Kari Cobb, a park ranger at Yosemite, said a helicopter rescue team recovered Mr. Ybarra’s body on Wednesday morning, about 200 feet below the edge of Sawtooth Ridge, a line of steep granite cliffs along the southern border of the California park.
Mr. Ybarra’s sister, Suzanne, said the family had reported him missing on Sunday after he did not return from what was supposed to be a two-day solo climb.
Mr. Ybarra had been the extreme-sports correspondent for The Journal since 2007. He was also the author of “Washington Gone Crazy: Senator Pat McCarran and the Great American Communist Hunt” (2004), about a Democrat from Nevada who sponsored anti-Communist and anti-immigration laws in the 1930s, ’40s and ’50s.

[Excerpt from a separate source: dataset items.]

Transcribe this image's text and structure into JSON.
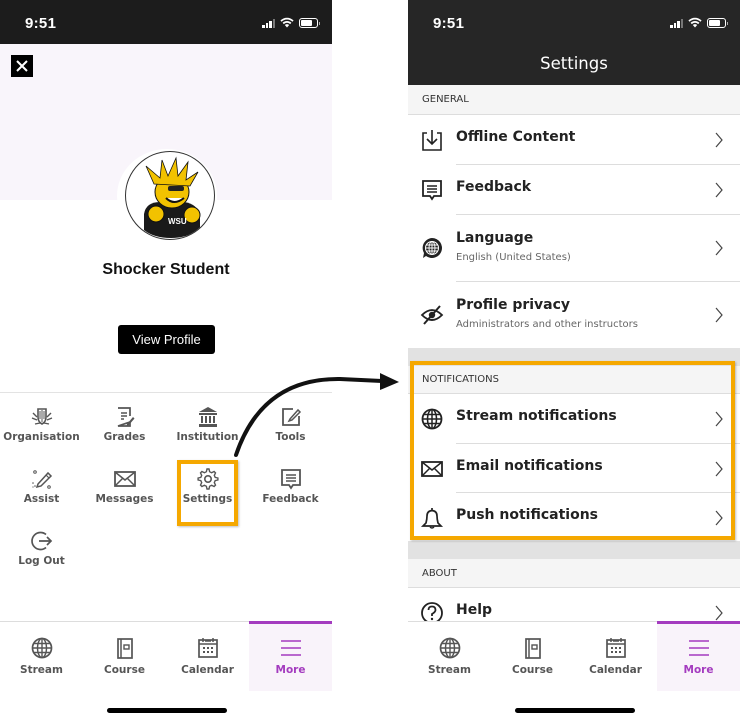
{
  "left_screen": {
    "status_bar": {
      "time": "9:51"
    },
    "close_label": "✕",
    "profile": {
      "name": "Shocker Student",
      "view_profile_label": "View Profile"
    },
    "menu_items": [
      {
        "label": "Organisation",
        "icon": "organisation-icon"
      },
      {
        "label": "Grades",
        "icon": "grades-icon"
      },
      {
        "label": "Institution",
        "icon": "institution-icon"
      },
      {
        "label": "Tools",
        "icon": "tools-icon"
      },
      {
        "label": "Assist",
        "icon": "assist-icon"
      },
      {
        "label": "Messages",
        "icon": "messages-icon"
      },
      {
        "label": "Settings",
        "icon": "gear-icon",
        "highlighted": true
      },
      {
        "label": "Feedback",
        "icon": "feedback-icon"
      },
      {
        "label": "Log Out",
        "icon": "logout-icon"
      }
    ],
    "tabs": [
      {
        "label": "Stream",
        "icon": "globe-icon"
      },
      {
        "label": "Course",
        "icon": "course-icon"
      },
      {
        "label": "Calendar",
        "icon": "calendar-icon"
      },
      {
        "label": "More",
        "icon": "menu-icon",
        "active": true
      }
    ]
  },
  "right_screen": {
    "status_bar": {
      "time": "9:51"
    },
    "title": "Settings",
    "sections": {
      "general": {
        "header": "GENERAL",
        "items": [
          {
            "title": "Offline Content",
            "icon": "download-icon"
          },
          {
            "title": "Feedback",
            "icon": "feedback-icon"
          },
          {
            "title": "Language",
            "subtitle": "English (United States)",
            "icon": "language-icon"
          },
          {
            "title": "Profile privacy",
            "subtitle": "Administrators and other instructors",
            "icon": "eye-slash-icon"
          }
        ]
      },
      "notifications": {
        "header": "NOTIFICATIONS",
        "highlighted": true,
        "items": [
          {
            "title": "Stream notifications",
            "icon": "globe-icon"
          },
          {
            "title": "Email notifications",
            "icon": "envelope-icon"
          },
          {
            "title": "Push notifications",
            "icon": "bell-icon"
          }
        ]
      },
      "about": {
        "header": "ABOUT",
        "items": [
          {
            "title": "Help",
            "icon": "help-icon"
          }
        ]
      }
    },
    "tabs": [
      {
        "label": "Stream",
        "icon": "globe-icon"
      },
      {
        "label": "Course",
        "icon": "course-icon"
      },
      {
        "label": "Calendar",
        "icon": "calendar-icon"
      },
      {
        "label": "More",
        "icon": "menu-icon",
        "active": true
      }
    ]
  },
  "colors": {
    "highlight": "#f5a800",
    "accent_purple": "#a43bbf",
    "header_dark": "#262626",
    "profile_band": "#f9f5fb"
  }
}
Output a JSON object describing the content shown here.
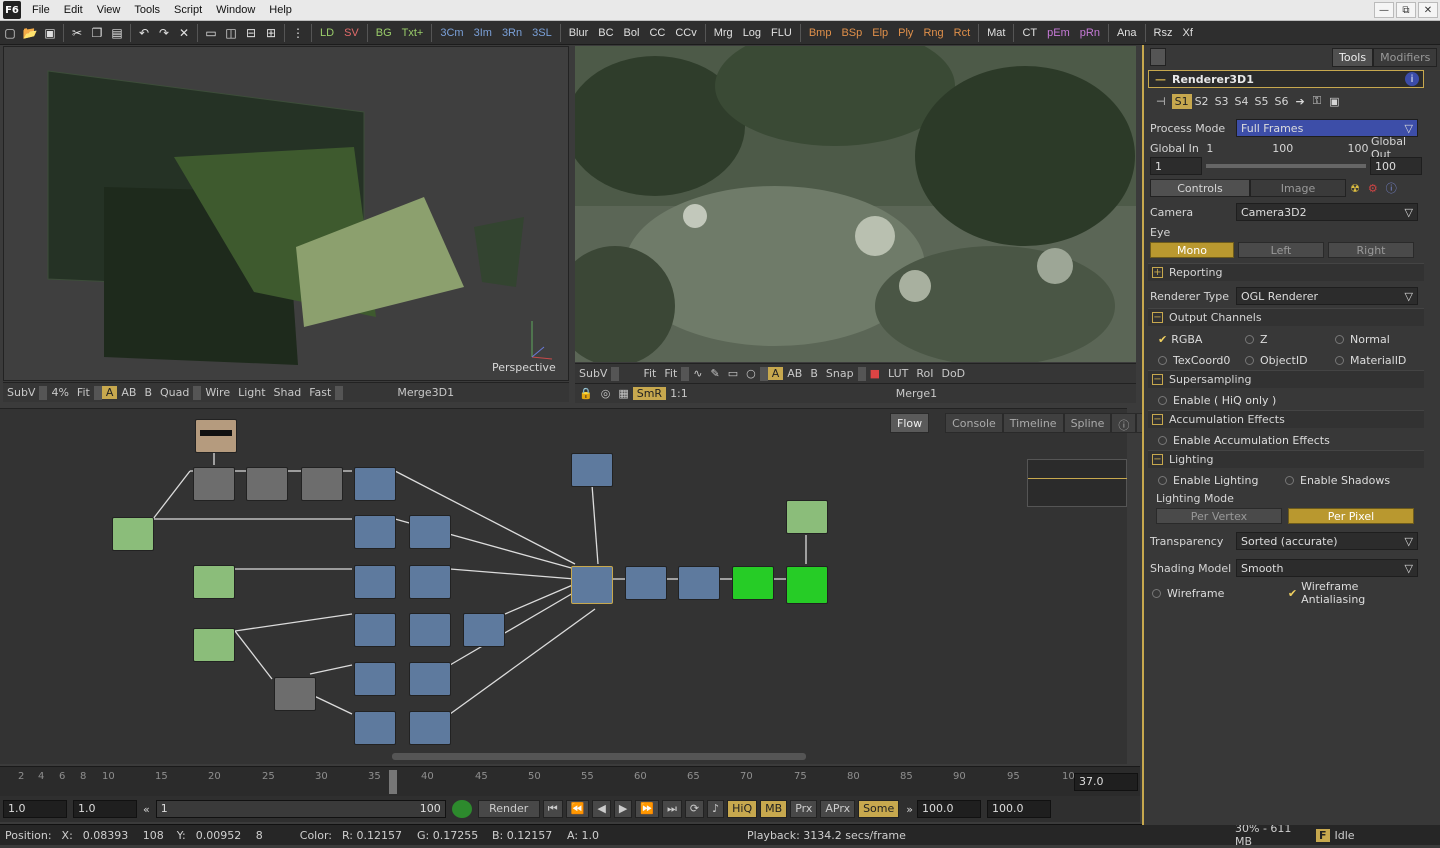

The New York Times Book Review listed the biography among the 100 Notable Books of the Year. It was also a finalist for the annual book prize awarded by The Los Angeles Times.
Michael Jay Ybarra was born in Los Angeles on Sept. 28, 1966, to Eugene and Lillie Decker Ybarra. His father was an administrator for the Los Angeles Unified School District; his mother was a social worker.
Mr. Ybarra received a bachelor’s degree in political science from the University of California, Los Angeles, and a master’s degree from the University of California, Berkeley.
He had written for a number of publications over the years, including The New York Times and The Los Angeles Times, which said in its obituary that Mr. Ybarra had essentially been living on the road while pursuing adventure and writing about it. Besides his sister, he is survived by his parents and his brother, Gary.
In 2008 Mr. Ybarra wrote in The Journal about climbing a frozen waterfall along the Shoshone River in Wyoming. “Part of the attraction (and no little of the terror) of climbing,” he wrote, “is problem-solving, figuring out what to do in a situation where there are no great options and no little peril in making a wrong move.”